As economist Harold Miller has pointed out, manufacturing remains determinative, despite contraction, as a percentage of regional employment: “Two-thirds (6,800) of all manufacturing job losses, and nearly one-fourth of all the jobs lost in the recession, were in five traditional sub-sectors—primary metals, fabricated metal products, machine manufacturing, chemicals and non-metallic minerals (glass and cement/concrete)…These traditional sectors represent 46,000 jobs, more than half of all manufacturing jobs here, so the losses had a disproportionate effect on the overall economy. Pittsburgh has a higher concentration of manufacturing jobs in these five sectors than any large region in the country except Houston.”
Ours remains a steel town in many ways. We need to remember that.
Now have a look at figure 4. The latest demographic data on the region tell a story very similar to the workforce data. In the month of February, for the first time in 19 years and in the face of all the negatives mentioned above, the region saw population gains. This is not, I would suggest, a product of a Marcellus shale boom, but the cumulative effect of a great many different positives collectively tipping the balance.
All those people in Atlanta, Las Vegas and Phoenix who have lost jobs read the same favorable comparisons in Forbes and USAToday that we did last summer, and more of them might have joined our labor force in the last year if they had been able to dump their houses.

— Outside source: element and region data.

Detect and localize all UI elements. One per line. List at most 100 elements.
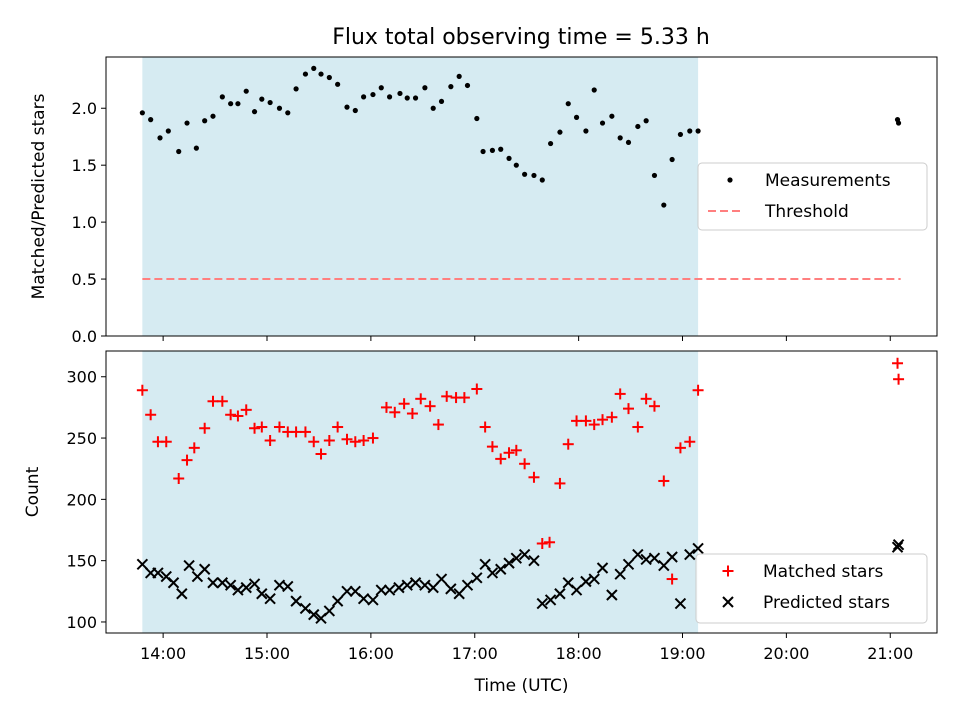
measurement-point (474, 115, 480, 122)
measurement-point (193, 145, 199, 151)
predicted-stars-point (393, 581, 405, 594)
x-tick-label: 14:00 (140, 644, 186, 663)
marker-stroke (588, 573, 600, 585)
measurement-point (370, 91, 376, 98)
matched-stars-point (299, 426, 311, 438)
measurement-point (539, 177, 545, 183)
measurement-point (139, 110, 145, 116)
measurement-point (165, 128, 171, 134)
matched-stars-point (632, 421, 644, 433)
measurement-point (687, 128, 693, 134)
predicted-stars-point (207, 577, 219, 589)
marker-stroke (357, 592, 370, 605)
matched-stars-point (536, 537, 548, 549)
measurement-point (669, 156, 675, 163)
measurement-point (464, 82, 471, 89)
legend-label: Matched stars (763, 562, 883, 582)
marker-stroke (349, 585, 362, 598)
marker-stroke (427, 581, 439, 594)
matched-stars-point (528, 471, 540, 483)
matched-stars-point (181, 454, 193, 466)
matched-stars-point (892, 357, 904, 369)
measurement-point (378, 85, 384, 91)
matched-stars-point (519, 458, 531, 470)
matched-stars-point (432, 419, 444, 431)
measurement-point (547, 140, 554, 147)
matched-stars-point (458, 392, 470, 404)
marker-stroke (486, 567, 499, 579)
predicted-stars-point (167, 577, 180, 589)
measurement-point (335, 81, 341, 87)
matched-stars-point (674, 442, 686, 454)
measurement-point (456, 73, 462, 79)
measurement-point (318, 71, 324, 77)
matched-stars-point (240, 404, 252, 416)
predicted-stars-point (427, 581, 439, 594)
marker-stroke (892, 539, 905, 551)
measurement-point (583, 128, 589, 134)
ratio-panel-frame (105, 56, 938, 337)
measurement-point (617, 135, 623, 141)
predicted-stars-point (503, 557, 515, 569)
measurement-point (661, 202, 667, 208)
marker-stroke (435, 573, 448, 585)
y-tick-label: 0.5 (72, 270, 97, 289)
predicted-stars-point (282, 580, 294, 593)
marker-stroke (419, 579, 431, 591)
marker-stroke (632, 548, 644, 561)
marker-stroke (282, 580, 294, 593)
predicted-stars-point (692, 542, 704, 555)
measurement-point (438, 98, 445, 105)
measurement-point (635, 123, 641, 130)
matched-stars-point (332, 421, 344, 433)
matched-stars-point (358, 435, 370, 447)
predicted-stars-point (224, 579, 237, 591)
y-tick-label: 1.5 (72, 156, 97, 175)
measurement-point (386, 94, 393, 100)
marker-stroke (136, 558, 149, 571)
marker-stroke (580, 575, 592, 588)
x-tick-label: 17:00 (452, 644, 498, 663)
matched-stars-point (380, 401, 392, 413)
matched-stars-point (562, 438, 574, 450)
measurement-point (404, 95, 410, 101)
matched-stars-point (199, 422, 211, 434)
measurement-point (276, 105, 283, 111)
marker-stroke (674, 597, 687, 610)
measurement-point (573, 114, 580, 120)
marker-stroke (684, 548, 696, 561)
matched-stars-point (256, 421, 268, 433)
marker-stroke (248, 578, 261, 590)
count-legend: Matched stars Predicted stars (695, 553, 928, 624)
measurement-point (302, 71, 309, 77)
predicted-stars-point (570, 584, 583, 596)
measurement-point (609, 113, 615, 119)
matched-stars-point (173, 473, 185, 485)
marker-stroke (367, 594, 379, 606)
measurement-point (677, 131, 684, 138)
measurement-point (235, 101, 241, 107)
marker-stroke (544, 594, 557, 606)
matched-stars-point (510, 444, 522, 456)
measurement-point (184, 120, 190, 126)
x-tick-label: 18:00 (556, 644, 602, 663)
measurement-point (361, 94, 367, 100)
matched-stars-point (389, 406, 401, 418)
count-panel: 100 150 200 250 300 14:00 15:00 16:00 17:00 18:00… (23, 350, 938, 696)
marker-stroke (510, 552, 523, 564)
matched-stars-point (341, 433, 353, 445)
predicted-stars-point (198, 563, 211, 575)
y-tick-label: 100 (66, 613, 97, 632)
predicted-stars-point (666, 551, 678, 563)
matched-stars-point (188, 442, 200, 454)
matched-stars-point (232, 410, 244, 422)
marker-stroke (183, 559, 195, 572)
predicted-stars-point (409, 577, 422, 589)
measurement-point (148, 117, 154, 123)
matched-stars-point (415, 393, 427, 405)
matched-stars-point (290, 426, 302, 438)
predicted-stars-point (240, 581, 252, 594)
matched-stars-point (424, 400, 436, 412)
measurement-point (498, 146, 504, 152)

Even the historic bugaboo of being older than everyone else does not have the bite it once did. As members of my adult education class at Pitt keep telling me: “Don’t overlook us when you are inventorying assets, John. We may no longer be members of the Creative Class, but we have money, and we have relocated here or stayed here for a number of good reasons besides being close to our kids.”
If you were to summarize the evidence, Pittsburgh today is a steady Eddie; nothing to knock your socks off, but no longer vulnerable as it once was. But what next?
I would argue that the growing local consensus has it about right. Pittsburgh needs more of the same: Continued cleanup and development of its rivers for both commerce and recreation, and emphasis on education and health service, the employment category that has led the way for 20 years, particularly our institutions of higher learning. We should continue to develop our manufacturing of high-technology products, which today account for less than 20 percent of manufacturing jobs. Particularly, we should focus on nuclear energy, electrical equipment and supplies, medical equipment, information technology and life sciences—because these businesses are already here. We also could benefit significantly by drawing West Virginia University and the other institutions of the West Virginia panhandle and eastern Ohio into the center of regional life.
This may surprise you, but we also enjoy a comparative advantage in tourism and leisure that is exploitable. I leave to another article and time further subjects for remediation, of which there are many. We will be better able to determine a year from now where attention is needed and whether, in fact, there will be no turning back.